Industry publications and manufacturing associations note that imports of certain categories of industrial machinery softened in the second half of 2025, reflecting weaker investment appetite and higher financing costs. In response, many firms have postponed capital upgrades and shifted resources toward repairs, retrofits, and component replacements instead.
Plant managers interviewed by local business media say the strategy is workable in the short term but increasingly costly over time. Older machines require more frequent servicing, consume more energy, and are more vulnerable to breakdowns, all of which push up operating expenses. For export-oriented manufacturers, these pressures are compounded by tight delivery schedules and rising competition from regional peers.
The impact is uneven across sectors. Food processing, packaging, and metalworking firms appear particularly exposed, as their equipment is often imported and highly specialized. Electronics manufacturers, by contrast, report greater access to regional supply chains but still face higher costs for precision components and technical servicing.
Trade analysts say the slowdown in machinery imports does not reflect a collapse in manufacturing demand but rather a pause in long-term investment decisions. Uncertainty over global demand, exchange-rate volatility, and domestic cost pressures have made companies more cautious about committing to large capital expenditures ahead of clearer signals in 2026.
Local equipment distributors and maintenance providers have seen increased demand as factories seek to extend the lifespan of existing assets. Some service firms report stronger order books for refurbishment and preventive maintenance contracts, suggesting that manufacturers are prioritizing reliability over expansion for now.

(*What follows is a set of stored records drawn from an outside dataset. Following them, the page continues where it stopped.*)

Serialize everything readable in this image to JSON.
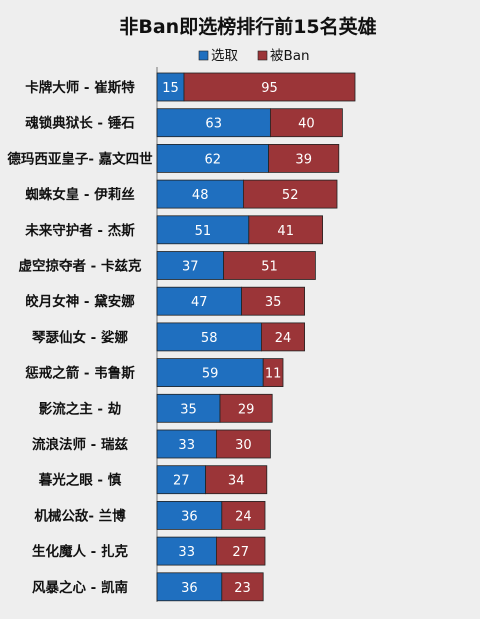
{
  "chart_data": {
    "type": "bar",
    "orientation": "horizontal",
    "stacked": true,
    "title": "非Ban即选榜排行前15名英雄",
    "legend_position": "top",
    "categories": [
      "卡牌大师 - 崔斯特",
      "魂锁典狱长 - 锤石",
      "德玛西亚皇子- 嘉文四世",
      "蜘蛛女皇 - 伊莉丝",
      "未来守护者 - 杰斯",
      "虚空掠夺者 - 卡兹克",
      "皎月女神 - 黛安娜",
      "琴瑟仙女 - 娑娜",
      "惩戒之箭 - 韦鲁斯",
      "影流之主 - 劫",
      "流浪法师 - 瑞兹",
      "暮光之眼 - 慎",
      "机械公敌- 兰博",
      "生化魔人 - 扎克",
      "风暴之心 - 凯南"
    ],
    "series": [
      {
        "name": "选取",
        "color": "#1f6fbf",
        "values": [
          15,
          63,
          62,
          48,
          51,
          37,
          47,
          58,
          59,
          35,
          33,
          27,
          36,
          33,
          36
        ]
      },
      {
        "name": "被Ban",
        "color": "#9b3538",
        "values": [
          95,
          40,
          39,
          52,
          41,
          51,
          35,
          24,
          11,
          29,
          30,
          34,
          24,
          27,
          23
        ]
      }
    ],
    "xlim": [
      0,
      110
    ],
    "grid": false,
    "data_labels": true
  }
}
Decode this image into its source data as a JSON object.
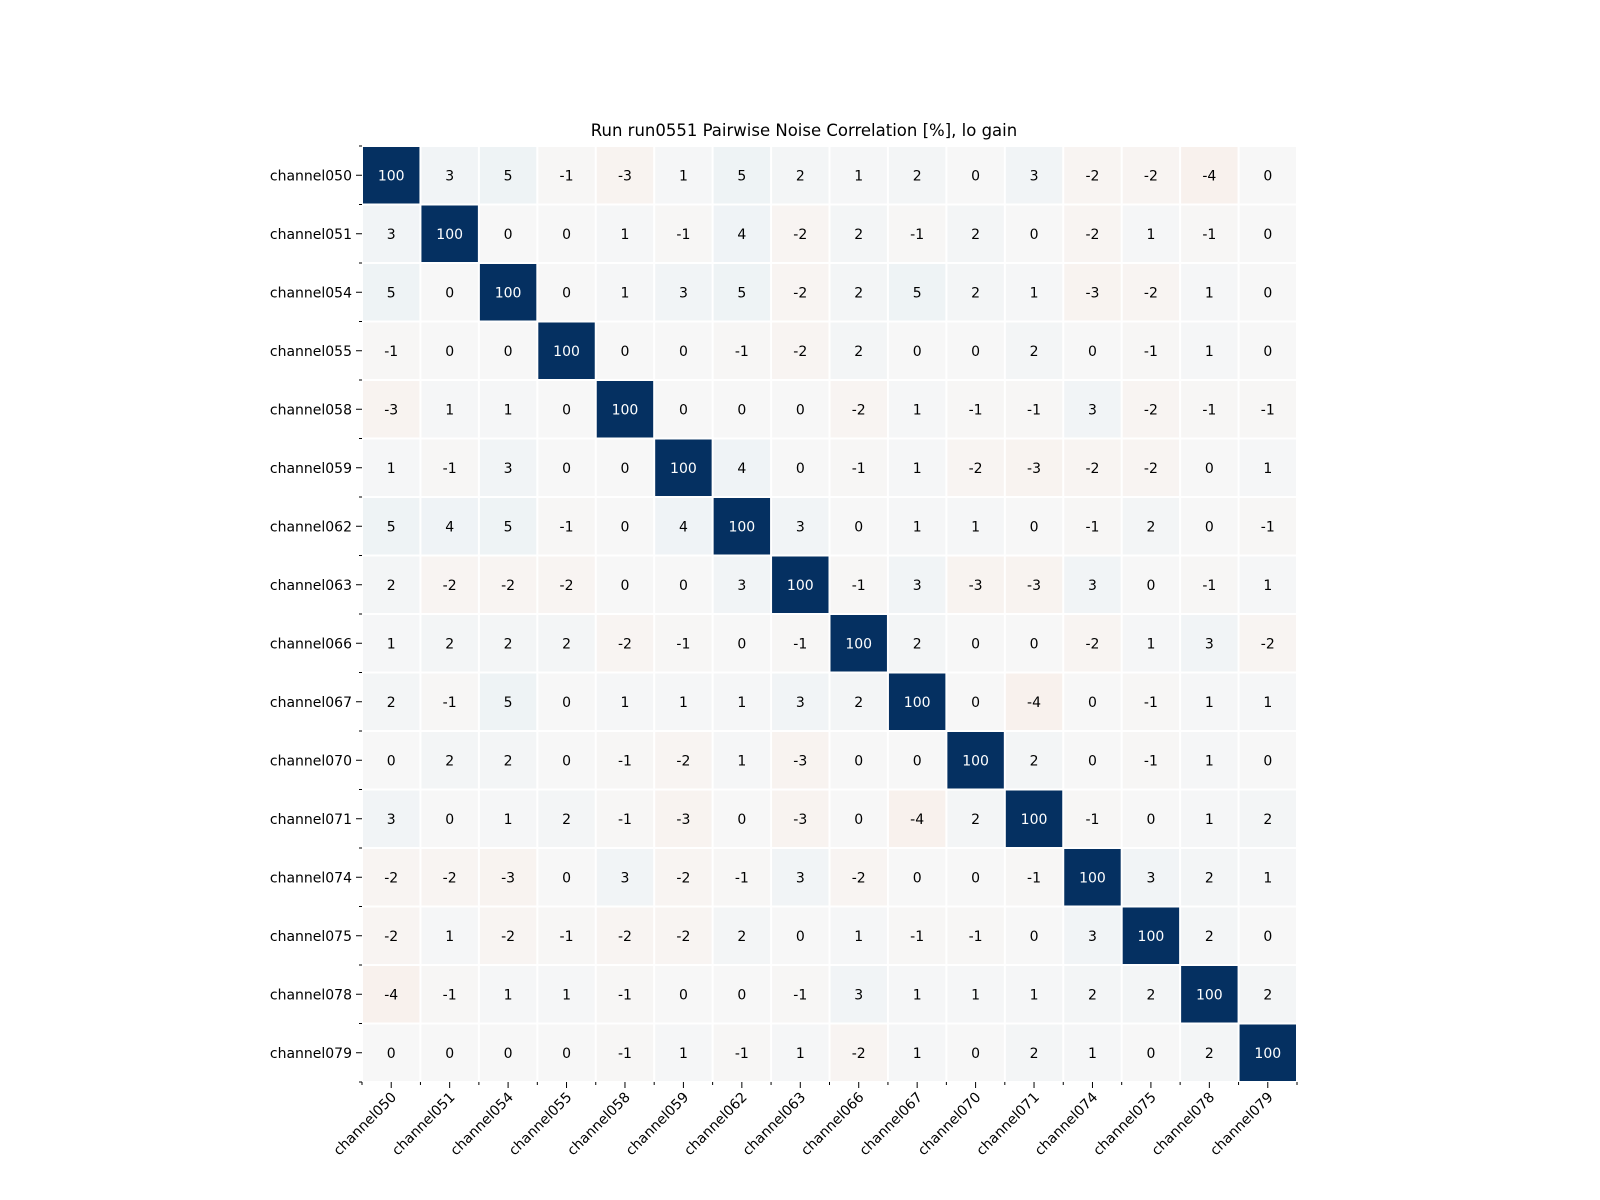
{
  "chart_data": {
    "type": "heatmap",
    "title": "Run run0551 Pairwise Noise Correlation [%], lo gain",
    "xlabel": "",
    "ylabel": "",
    "rows": [
      "channel050",
      "channel051",
      "channel054",
      "channel055",
      "channel058",
      "channel059",
      "channel062",
      "channel063",
      "channel066",
      "channel067",
      "channel070",
      "channel071",
      "channel074",
      "channel075",
      "channel078",
      "channel079"
    ],
    "columns": [
      "channel050",
      "channel051",
      "channel054",
      "channel055",
      "channel058",
      "channel059",
      "channel062",
      "channel063",
      "channel066",
      "channel067",
      "channel070",
      "channel071",
      "channel074",
      "channel075",
      "channel078",
      "channel079"
    ],
    "values": [
      [
        100,
        3,
        5,
        -1,
        -3,
        1,
        5,
        2,
        1,
        2,
        0,
        3,
        -2,
        -2,
        -4,
        0
      ],
      [
        3,
        100,
        0,
        0,
        1,
        -1,
        4,
        -2,
        2,
        -1,
        2,
        0,
        -2,
        1,
        -1,
        0
      ],
      [
        5,
        0,
        100,
        0,
        1,
        3,
        5,
        -2,
        2,
        5,
        2,
        1,
        -3,
        -2,
        1,
        0
      ],
      [
        -1,
        0,
        0,
        100,
        0,
        0,
        -1,
        -2,
        2,
        0,
        0,
        2,
        0,
        -1,
        1,
        0
      ],
      [
        -3,
        1,
        1,
        0,
        100,
        0,
        0,
        0,
        -2,
        1,
        -1,
        -1,
        3,
        -2,
        -1,
        -1
      ],
      [
        1,
        -1,
        3,
        0,
        0,
        100,
        4,
        0,
        -1,
        1,
        -2,
        -3,
        -2,
        -2,
        0,
        1
      ],
      [
        5,
        4,
        5,
        -1,
        0,
        4,
        100,
        3,
        0,
        1,
        1,
        0,
        -1,
        2,
        0,
        -1
      ],
      [
        2,
        -2,
        -2,
        -2,
        0,
        0,
        3,
        100,
        -1,
        3,
        -3,
        -3,
        3,
        0,
        -1,
        1
      ],
      [
        1,
        2,
        2,
        2,
        -2,
        -1,
        0,
        -1,
        100,
        2,
        0,
        0,
        -2,
        1,
        3,
        -2
      ],
      [
        2,
        -1,
        5,
        0,
        1,
        1,
        1,
        3,
        2,
        100,
        0,
        -4,
        0,
        -1,
        1,
        1
      ],
      [
        0,
        2,
        2,
        0,
        -1,
        -2,
        1,
        -3,
        0,
        0,
        100,
        2,
        0,
        -1,
        1,
        0
      ],
      [
        3,
        0,
        1,
        2,
        -1,
        -3,
        0,
        -3,
        0,
        -4,
        2,
        100,
        -1,
        0,
        1,
        2
      ],
      [
        -2,
        -2,
        -3,
        0,
        3,
        -2,
        -1,
        3,
        -2,
        0,
        0,
        -1,
        100,
        3,
        2,
        1
      ],
      [
        -2,
        1,
        -2,
        -1,
        -2,
        -2,
        2,
        0,
        1,
        -1,
        -1,
        0,
        3,
        100,
        2,
        0
      ],
      [
        -4,
        -1,
        1,
        1,
        -1,
        0,
        0,
        -1,
        3,
        1,
        1,
        1,
        2,
        2,
        100,
        2
      ],
      [
        0,
        0,
        0,
        0,
        -1,
        1,
        -1,
        1,
        -2,
        1,
        0,
        2,
        1,
        0,
        2,
        100
      ]
    ],
    "colormap": "RdBu diverging",
    "grid": false,
    "legend": "none"
  },
  "colors": {
    "max": "#053061",
    "neutral": "#f7f7f7",
    "min": "#67001f",
    "gap": "#ffffff",
    "light_text": "#ffffff",
    "dark_text": "#000000"
  }
}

However, industry observers warn that prolonged underinvestment could eventually weigh on productivity. Delaying upgrades may help preserve cash flow in the short term, but it can leave firms less competitive if regional rivals move ahead with newer, more efficient technology once conditions improve.
Government agencies have not announced new measures specific to machinery investment, but officials have previously emphasized the importance of productivity upgrades for Thailand’s industrial base. Analysts say targeted incentives or easier access to financing could help firms resume equipment investment if confidence improves.
For now, manufacturers appear to be navigating a holding pattern: keeping production lines moving, controlling costs where possible, and waiting for clearer signals before committing to major upgrades. Whether maintenance-heavy strategies remain viable will depend largely on how quickly demand and financing conditions stabilize in the year ahead.